Granted, climate change is not exactly an ideologically neutral phenomenon. Accepting it is real means accepting that dealing with it will require (at a minimum) a significant government intervention to require the free market to internalize the social cost of carbon emissions. It is also quickly becomes obvious that success can only be global, and thus only be pursued in earnest through multilateral diplomacy and the United Nations, including with considerable financial assistance to developing nations from the developed world.

This is the stuff of fever dreams for a certain segment of the American right (and as Naomi Klein has pointed out, there’s a weird kind of honesty to those who have considered such implications and decided “Nope. I would deny gravity itself before I consent to live in that world.”) But it needn’t be. For one thing, even the most ardent defender of a “night watchman state” must see that this is exactly the kind of situation you keep the guy around for. There is far more carbon in the Earth’s crust than we can safely put into the atmosphere, and only government – or rather, governments, all over the world, acting together – can constrain capitalism to ensure that the market understands and respects that limitation.

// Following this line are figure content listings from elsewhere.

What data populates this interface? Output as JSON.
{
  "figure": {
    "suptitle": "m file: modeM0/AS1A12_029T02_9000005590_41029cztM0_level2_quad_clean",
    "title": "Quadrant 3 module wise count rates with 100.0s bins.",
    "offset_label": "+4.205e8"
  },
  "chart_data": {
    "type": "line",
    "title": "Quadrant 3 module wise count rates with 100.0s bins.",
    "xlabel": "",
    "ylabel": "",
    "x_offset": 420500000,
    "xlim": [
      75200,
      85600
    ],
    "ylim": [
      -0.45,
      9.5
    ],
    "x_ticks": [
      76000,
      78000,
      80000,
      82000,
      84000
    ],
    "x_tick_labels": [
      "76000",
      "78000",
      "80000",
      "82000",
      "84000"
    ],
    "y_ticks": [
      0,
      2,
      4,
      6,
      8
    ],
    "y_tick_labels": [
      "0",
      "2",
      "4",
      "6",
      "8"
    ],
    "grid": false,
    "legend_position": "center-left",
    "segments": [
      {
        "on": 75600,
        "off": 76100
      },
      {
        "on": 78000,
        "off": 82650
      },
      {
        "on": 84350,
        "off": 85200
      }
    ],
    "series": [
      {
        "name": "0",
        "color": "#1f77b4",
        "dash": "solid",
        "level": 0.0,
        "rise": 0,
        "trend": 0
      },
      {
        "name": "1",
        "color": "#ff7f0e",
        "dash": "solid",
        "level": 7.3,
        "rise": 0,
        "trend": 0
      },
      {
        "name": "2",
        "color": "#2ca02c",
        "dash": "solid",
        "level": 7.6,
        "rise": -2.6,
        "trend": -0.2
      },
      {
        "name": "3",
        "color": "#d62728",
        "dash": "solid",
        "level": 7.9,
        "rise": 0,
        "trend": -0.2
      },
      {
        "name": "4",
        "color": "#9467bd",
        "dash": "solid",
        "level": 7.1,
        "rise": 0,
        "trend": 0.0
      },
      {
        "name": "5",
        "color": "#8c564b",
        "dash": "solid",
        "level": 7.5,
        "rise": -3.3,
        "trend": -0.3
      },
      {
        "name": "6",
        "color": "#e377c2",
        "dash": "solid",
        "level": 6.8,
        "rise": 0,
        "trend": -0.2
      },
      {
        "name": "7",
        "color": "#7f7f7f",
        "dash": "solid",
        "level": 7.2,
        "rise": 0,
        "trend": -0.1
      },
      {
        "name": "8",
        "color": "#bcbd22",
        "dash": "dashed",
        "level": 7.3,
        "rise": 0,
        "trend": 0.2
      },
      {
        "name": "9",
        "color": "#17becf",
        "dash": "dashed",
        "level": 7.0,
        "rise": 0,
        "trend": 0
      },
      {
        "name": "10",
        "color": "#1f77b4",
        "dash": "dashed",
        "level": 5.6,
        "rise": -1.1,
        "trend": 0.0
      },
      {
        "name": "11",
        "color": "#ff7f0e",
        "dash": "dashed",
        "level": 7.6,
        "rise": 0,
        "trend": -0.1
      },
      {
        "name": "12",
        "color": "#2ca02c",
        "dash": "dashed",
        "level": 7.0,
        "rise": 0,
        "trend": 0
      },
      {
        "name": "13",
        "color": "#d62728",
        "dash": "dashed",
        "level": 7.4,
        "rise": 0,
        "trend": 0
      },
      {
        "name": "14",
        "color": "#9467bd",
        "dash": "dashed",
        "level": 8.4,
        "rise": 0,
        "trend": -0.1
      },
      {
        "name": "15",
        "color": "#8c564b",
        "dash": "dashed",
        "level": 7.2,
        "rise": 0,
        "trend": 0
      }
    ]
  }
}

Less theoretically: there’s money to be made. Once there is an unambiguous political signal that the clean energy revolution is both necessary and inevitable, there is a huge amount of productive work to do be done: by American labor; with American capital and American technical expertise; at home and abroad. While the idea of “American exceptionalism” is farcical on its face, it is undeniable that America could save the world from climate change, every bit as much as it saved it from the Nazis (which is to say, not without help). Andrew Carnegie would have been up for the task, and there is far more of him in Elon Musk than there is in Rex Tillerson. Sluggish global growth, low and even negative interest rates, and a vast, unmet energy infrastructure need across the developed and developing world. What more could a good capitalist ask for?

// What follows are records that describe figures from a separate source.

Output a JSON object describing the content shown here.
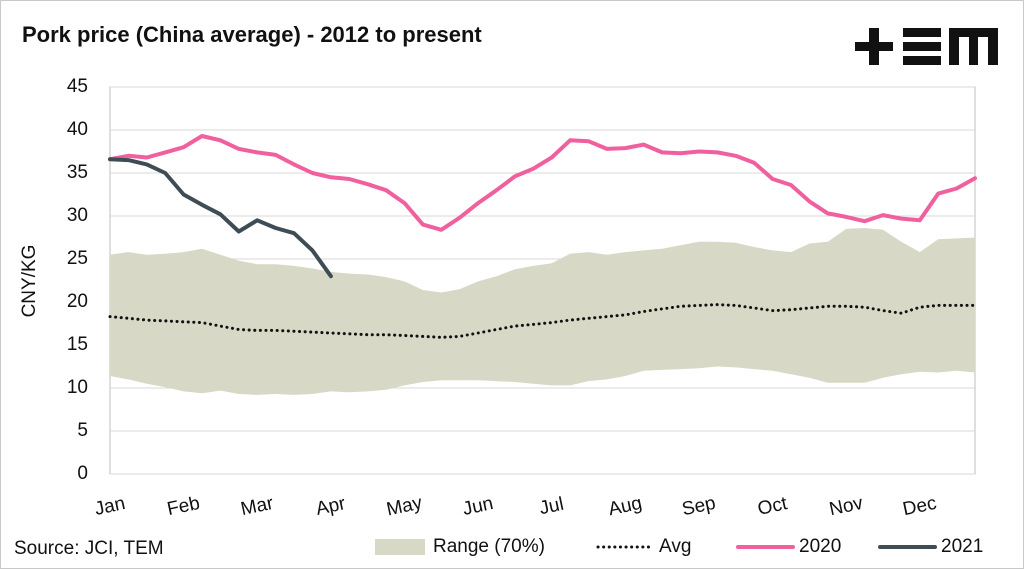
{
  "chart_data": {
    "type": "line",
    "title": "Pork price (China average) - 2012 to present",
    "y_label": "CNY/KG",
    "source": "Source: JCI, TEM",
    "categories": [
      "Jan",
      null,
      null,
      null,
      "Feb",
      null,
      null,
      null,
      "Mar",
      null,
      null,
      null,
      "Apr",
      null,
      null,
      null,
      "May",
      null,
      null,
      null,
      "Jun",
      null,
      null,
      null,
      "Jul",
      null,
      null,
      null,
      "Aug",
      null,
      null,
      null,
      "Sep",
      null,
      null,
      null,
      "Oct",
      null,
      null,
      null,
      "Nov",
      null,
      null,
      null,
      "Dec",
      null,
      null,
      null
    ],
    "ylim": [
      0,
      45
    ],
    "yticks": [
      0,
      5,
      10,
      15,
      20,
      25,
      30,
      35,
      40,
      45
    ],
    "grid": true,
    "series": [
      {
        "name": "Range (70%)",
        "color": "#d8d8c6",
        "style": "band",
        "high": [
          25.5,
          25.8,
          25.5,
          25.6,
          25.8,
          26.2,
          25.5,
          24.8,
          24.4,
          24.4,
          24.2,
          23.9,
          23.5,
          23.3,
          23.2,
          22.9,
          22.4,
          21.4,
          21.1,
          21.5,
          22.4,
          23.0,
          23.8,
          24.2,
          24.5,
          25.6,
          25.8,
          25.5,
          25.8,
          26.0,
          26.2,
          26.6,
          27.0,
          27.0,
          26.9,
          26.4,
          26.0,
          25.8,
          26.8,
          27.0,
          28.5,
          28.6,
          28.4,
          27.0,
          25.8,
          27.3,
          27.4,
          27.5
        ],
        "low": [
          11.4,
          11.0,
          10.5,
          10.1,
          9.6,
          9.4,
          9.7,
          9.3,
          9.2,
          9.3,
          9.2,
          9.3,
          9.6,
          9.5,
          9.6,
          9.8,
          10.3,
          10.7,
          10.9,
          10.9,
          10.9,
          10.8,
          10.7,
          10.5,
          10.3,
          10.3,
          10.8,
          11.0,
          11.4,
          12.0,
          12.1,
          12.2,
          12.3,
          12.5,
          12.4,
          12.2,
          12.0,
          11.6,
          11.2,
          10.6,
          10.6,
          10.6,
          11.2,
          11.6,
          11.9,
          11.8,
          12.0,
          11.8
        ]
      },
      {
        "name": "Avg",
        "color": "#111111",
        "style": "dotted",
        "values": [
          18.3,
          18.1,
          17.9,
          17.8,
          17.7,
          17.6,
          17.2,
          16.8,
          16.7,
          16.7,
          16.6,
          16.5,
          16.4,
          16.3,
          16.2,
          16.2,
          16.1,
          16.0,
          15.9,
          16.0,
          16.4,
          16.8,
          17.2,
          17.4,
          17.6,
          17.9,
          18.1,
          18.3,
          18.5,
          18.9,
          19.2,
          19.5,
          19.6,
          19.7,
          19.6,
          19.3,
          19.0,
          19.1,
          19.3,
          19.5,
          19.5,
          19.4,
          19.0,
          18.7,
          19.4,
          19.6,
          19.6,
          19.6
        ]
      },
      {
        "name": "2020",
        "color": "#f0609e",
        "style": "solid",
        "values": [
          36.6,
          37.0,
          36.8,
          37.4,
          38.0,
          39.3,
          38.8,
          37.8,
          37.4,
          37.1,
          36.0,
          35.0,
          34.5,
          34.3,
          33.7,
          33.0,
          31.5,
          29.0,
          28.4,
          29.8,
          31.5,
          33.0,
          34.6,
          35.5,
          36.8,
          38.8,
          38.7,
          37.8,
          37.9,
          38.3,
          37.4,
          37.3,
          37.5,
          37.4,
          37.0,
          36.2,
          34.3,
          33.6,
          31.7,
          30.3,
          29.9,
          29.4,
          30.1,
          29.7,
          29.5,
          32.6,
          33.2,
          34.4
        ]
      },
      {
        "name": "2021",
        "color": "#3e4d55",
        "style": "solid",
        "values": [
          36.6,
          36.5,
          36.0,
          35.0,
          32.5,
          31.3,
          30.2,
          28.2,
          29.5,
          28.6,
          28.0,
          26.0,
          23.0,
          null,
          null,
          null,
          null,
          null,
          null,
          null,
          null,
          null,
          null,
          null,
          null,
          null,
          null,
          null,
          null,
          null,
          null,
          null,
          null,
          null,
          null,
          null,
          null,
          null,
          null,
          null,
          null,
          null,
          null,
          null,
          null,
          null,
          null,
          null
        ]
      }
    ]
  }
}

In his email to Chinese negotiator Xie, Todd Stern recalls that “President Xi told President Obama in their bilateral meeting in Paris that climate change could be an illustration of the new model of major power relations, and I think we have, in fact, made it so.” For his part, Xie writes back that he sees the Paris Agreement as “a successful model of showing leadership by China and US in our new pattern of major country relationship in international affairs, which should be carried forward in others areas in our bilateral cooperation.” It is thus clear that however many disagreements these two vast, populous, nuclear-armed rivals may have, they have at least managed to grasp that a coordinated approach to climate change is indispensible to our collective global wellbeing – and that such successful coordination has important reverberations throughout the entire bilateral relationship.

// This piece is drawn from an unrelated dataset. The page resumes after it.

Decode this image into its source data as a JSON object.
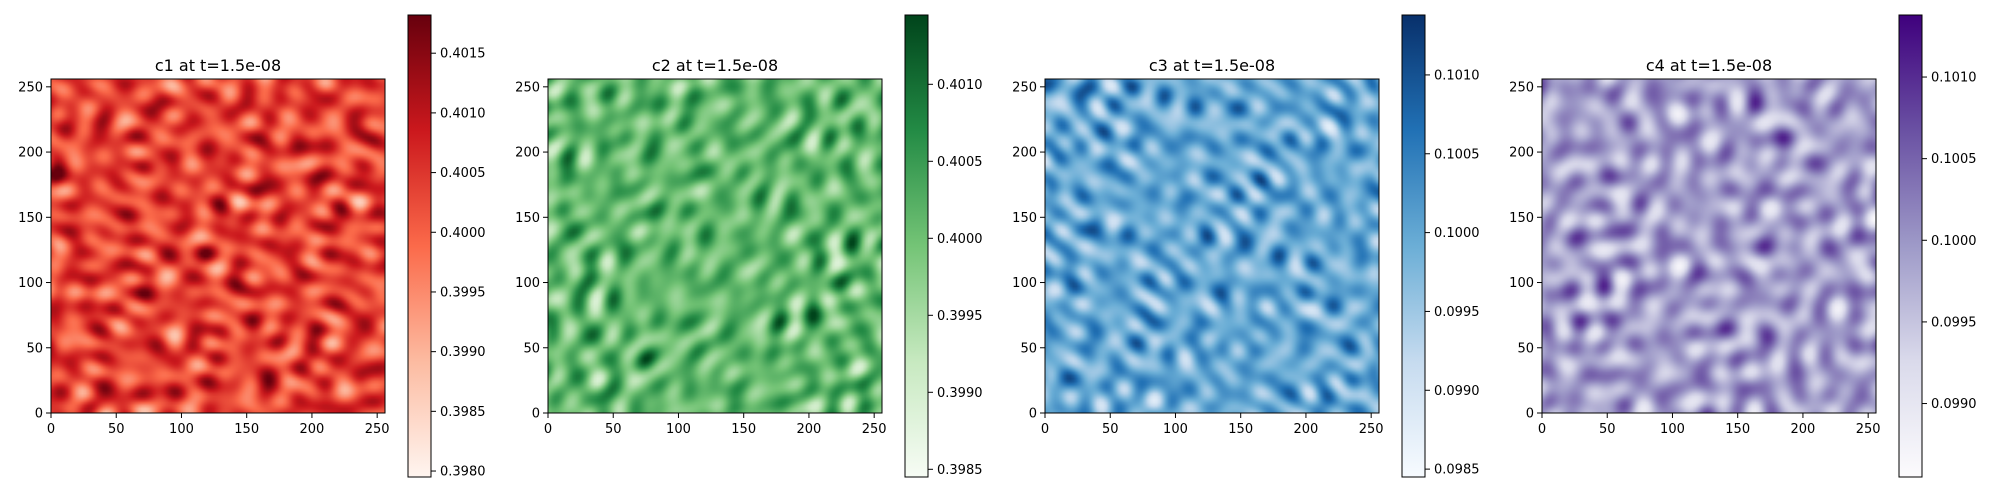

However essential a Hillary Clinton victory may be for the safety of the climate, that victory is only a necessary, and far from a sufficient, step on the path to climate safety. Democrats should heed warnings that however much Schadenfreude a GOP civil war might arouse, it also risks a situation in which the party is able to unify around nothing except blanket opposition to anything and everything that a Clinton administration might propose. For the sake of American democracy, Democrats and conservatives must find areas on which they can cooperate. For the sake of global peace and security, climate denial and American conservatism must part ways. Now would seem an opportune moment to push for both. As Benjamin Franklin might have said: we must, indeed, all hang together or, most assuredly, we shall all bequeath a totally unlivable planet to our grandchildren, separately.